A discussão sobre o Marco Legal dos Games no Brasil ganhou novos contornos com a atuação de diversas frentes. Enquanto um nome antes atrelado à proposição original do projeto é questionado, a participação de outros parlamentares e entidades setoriais evidencia um esforço conjunto para a regulamentação do setor.
As mudanças no projeto de lei original, que se tornou a Lei 14.852, destacam a complexidade e a diversidade de interesses envolvidos na construção de uma legislação abrangente para o mercado de jogos eletrônicos no país.
O Marco Legal dos Games: Das Origens às Alterações
O texto inicial do Marco Legal dos Games é creditado a Kim Kataguiri. Contudo, a versão da lei sancionada em 2024 apresenta alterações substanciais em relação à proposta original. Críticos sugerem que a atuação de determinados indivíduos se concentrou mais na visibilidade pública do que na construção efetiva de um arcabouço legislativo robusto para os games.
A redação final da lei resultou da colaboração de diversas entidades e parlamentares de diferentes espectros políticos, que buscaram aprimorar a proposta e evitar lacunas, especialmente no que se refere a lobbies específicos, como os de apostas.

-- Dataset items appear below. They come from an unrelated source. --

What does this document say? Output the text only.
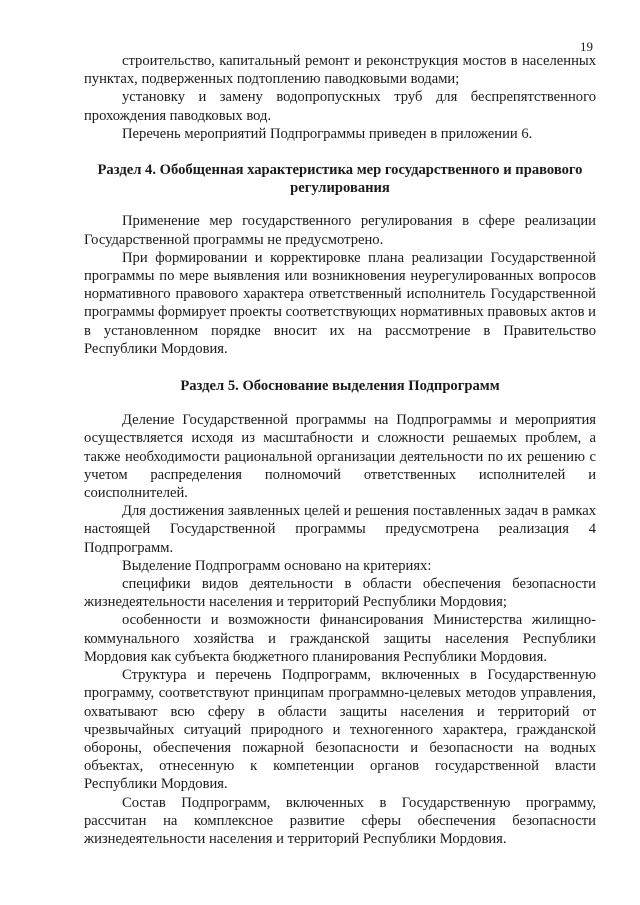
19

строительство, капитальный ремонт и реконструкция мостов в населенных пунктах, подверженных подтоплению паводковыми водами;

установку и замену водопропускных труб для беспрепятственного прохождения паводковых вод.

Перечень мероприятий Подпрограммы приведен в приложении 6.

Раздел 4. Обобщенная характеристика мер государственного и правового регулирования

Применение мер государственного регулирования в сфере реализации Государственной программы не предусмотрено.

При формировании и корректировке плана реализации Государственной программы по мере выявления или возникновения неурегулированных вопросов нормативного правового характера ответственный исполнитель Государственной программы формирует проекты соответствующих нормативных правовых актов и в установленном порядке вносит их на рассмотрение в Правительство Республики Мордовия.

Раздел 5. Обоснование выделения Подпрограмм

Деление Государственной программы на Подпрограммы и мероприятия осуществляется исходя из масштабности и сложности решаемых проблем, а также необходимости рациональной организации деятельности по их решению с учетом распределения полномочий ответственных исполнителей и соисполнителей.

Для достижения заявленных целей и решения поставленных задач в рамках настоящей Государственной программы предусмотрена реализация 4 Подпрограмм.

Выделение Подпрограмм основано на критериях:

специфики видов деятельности в области обеспечения безопасности жизнедеятельности населения и территорий Республики Мордовия;

особенности и возможности финансирования Министерства жилищно-коммунального хозяйства и гражданской защиты населения Республики Мордовия как субъекта бюджетного планирования Республики Мордовия.

Структура и перечень Подпрограмм, включенных в Государственную программу, соответствуют принципам программно-целевых методов управления, охватывают всю сферу в области защиты населения и территорий от чрезвычайных ситуаций природного и техногенного характера, гражданской обороны, обеспечения пожарной безопасности и безопасности на водных объектах, отнесенную к компетенции органов государственной власти Республики Мордовия.

Состав Подпрограмм, включенных в Государственную программу, рассчитан на комплексное развитие сферы обеспечения безопасности жизнедеятельности населения и территорий Республики Мордовия.
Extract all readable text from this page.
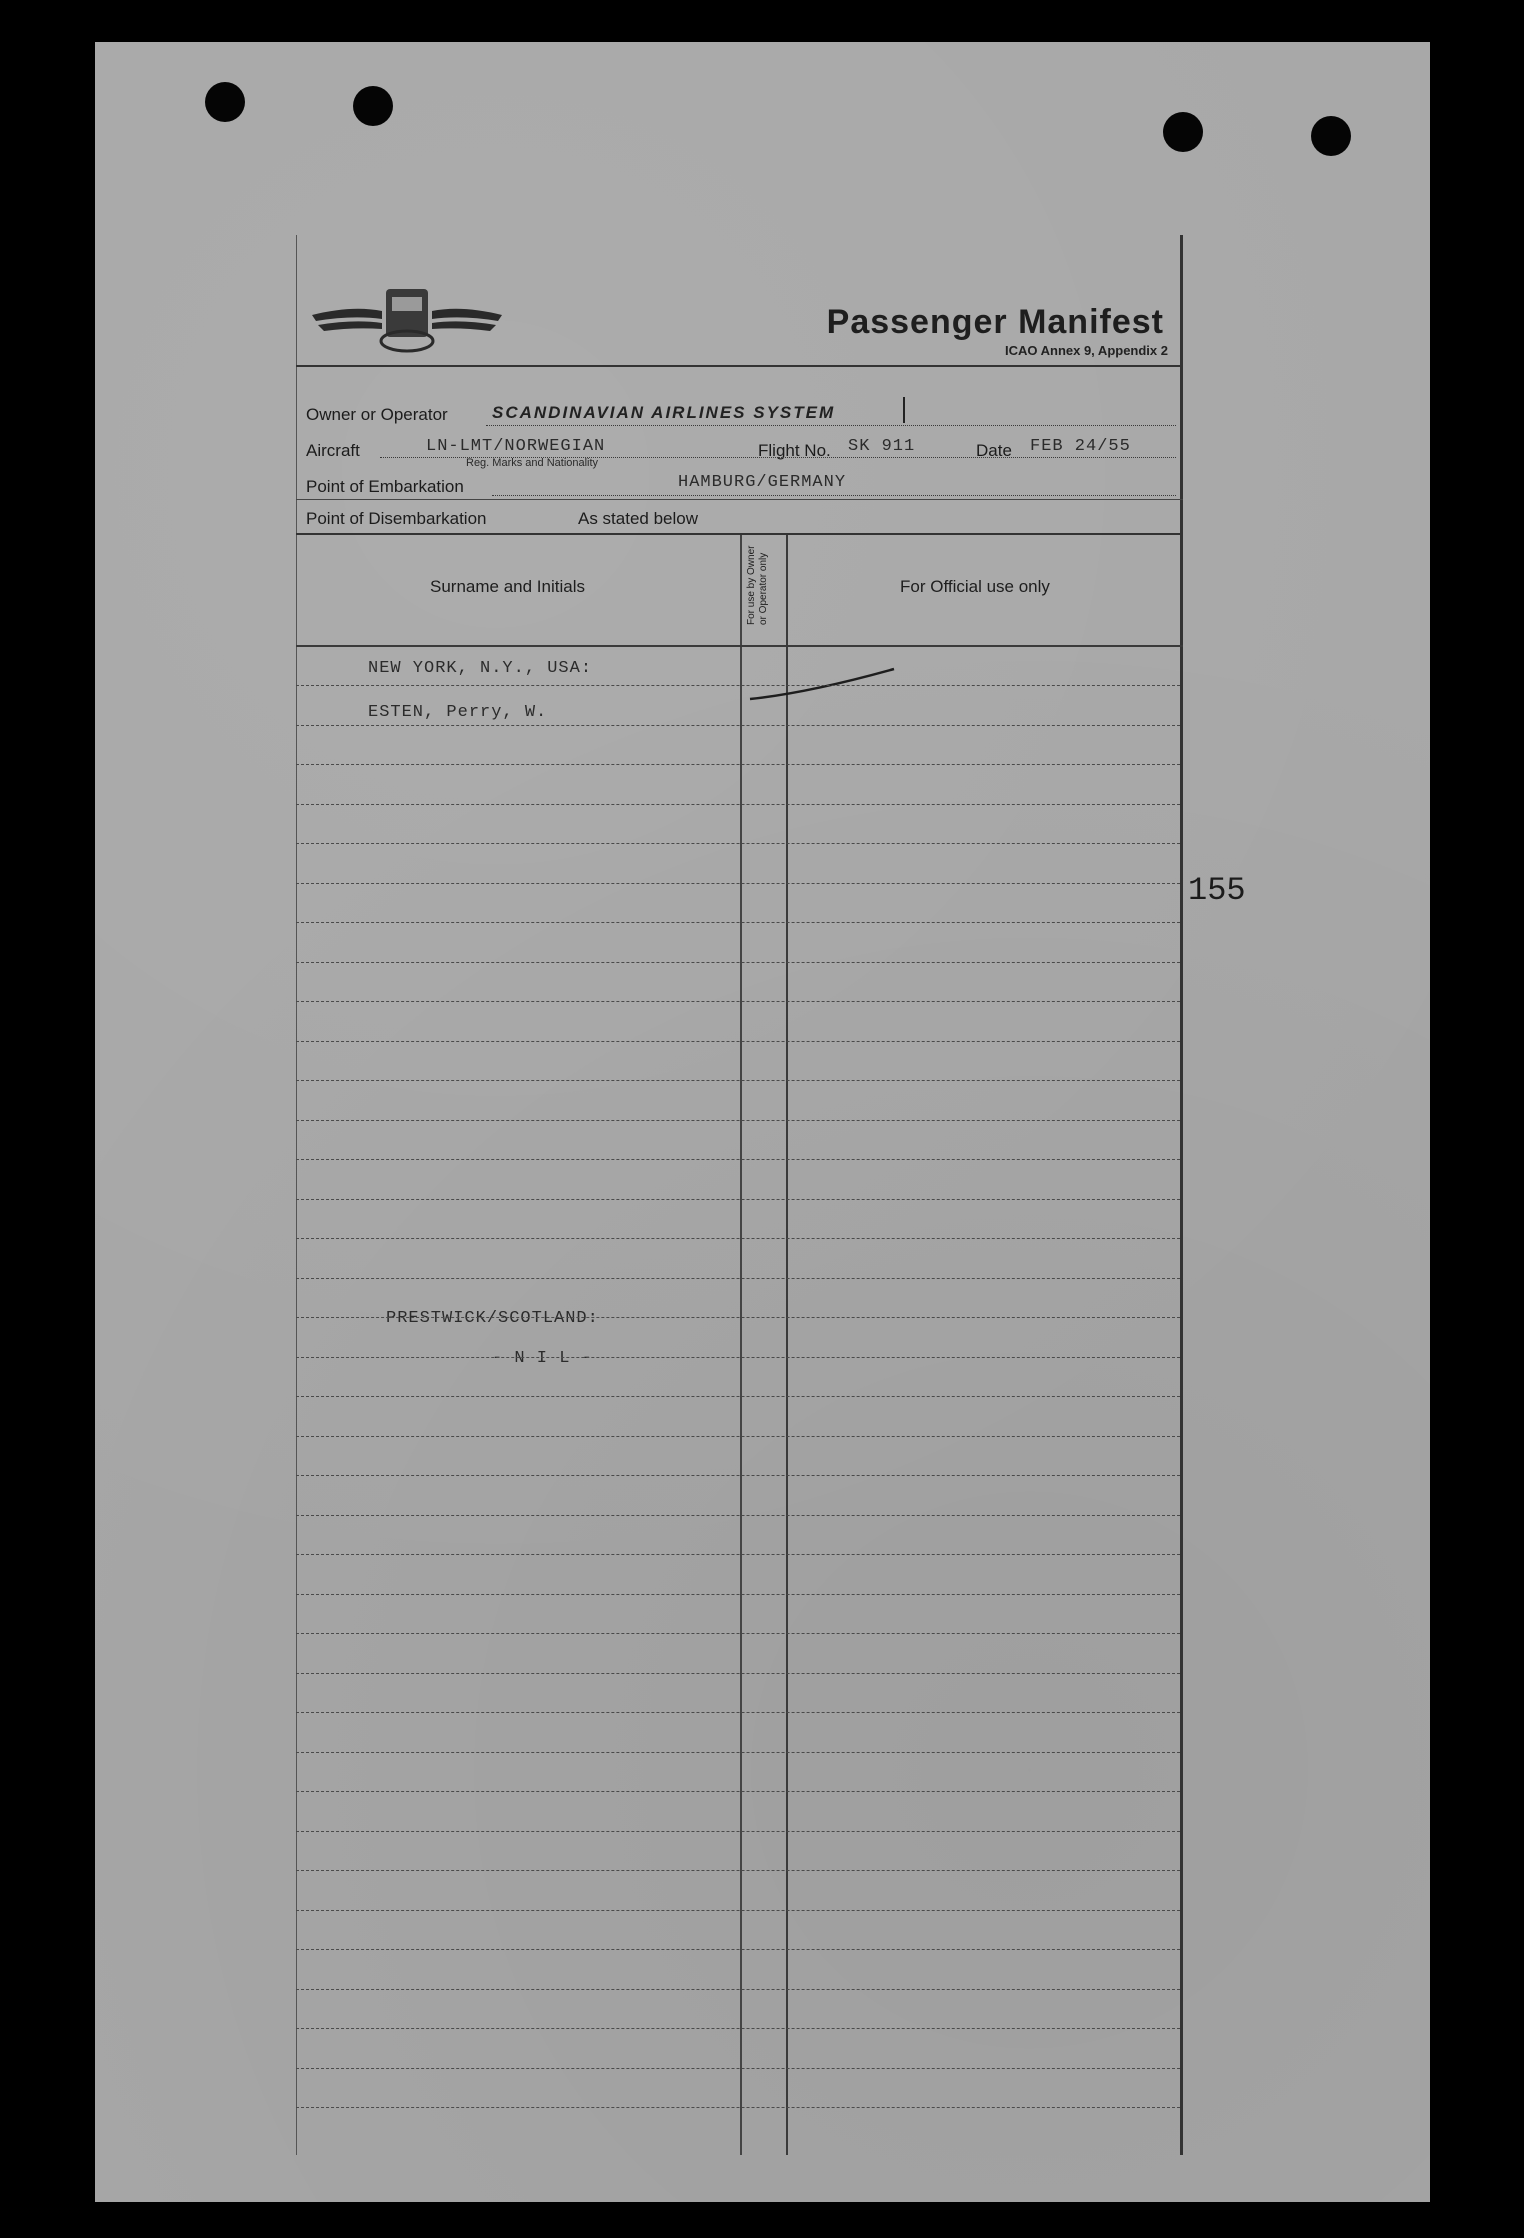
Passenger Manifest
ICAO Annex 9, Appendix 2
Owner or Operator	SCANDINAVIAN AIRLINES SYSTEM
Aircraft	LN-LMT/NORWEGIAN
Reg. Marks and Nationality
Flight No. SK 911	Date FEB 24/55
Point of Embarkation	HAMBURG/GERMANY
Point of Disembarkation	As stated below
Surname and Initials	For use by Owner or Operator only	For Official use only
NEW YORK, N.Y., USA:
ESTEN, Perry, W.
PRESTWICK/SCOTLAND:
- N I L -
155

A Influência das Federações e Associações
As associações regionais de desenvolvedores de jogos, a ABRAGAMES e a Rede Progressista de Games (RPG) desempenharam um papel fundamental na formação do Marco Legal. Essas organizações contribuíram para que o projeto de lei refletisse as necessidades e os desafios do setor de desenvolvimento de jogos no Brasil.
A atuação dessas entidades foi crucial para direcionar o debate para questões relevantes para a indústria, garantindo que a legislação considerasse a realidade e as peculiaridades do mercado nacional de jogos eletrônicos.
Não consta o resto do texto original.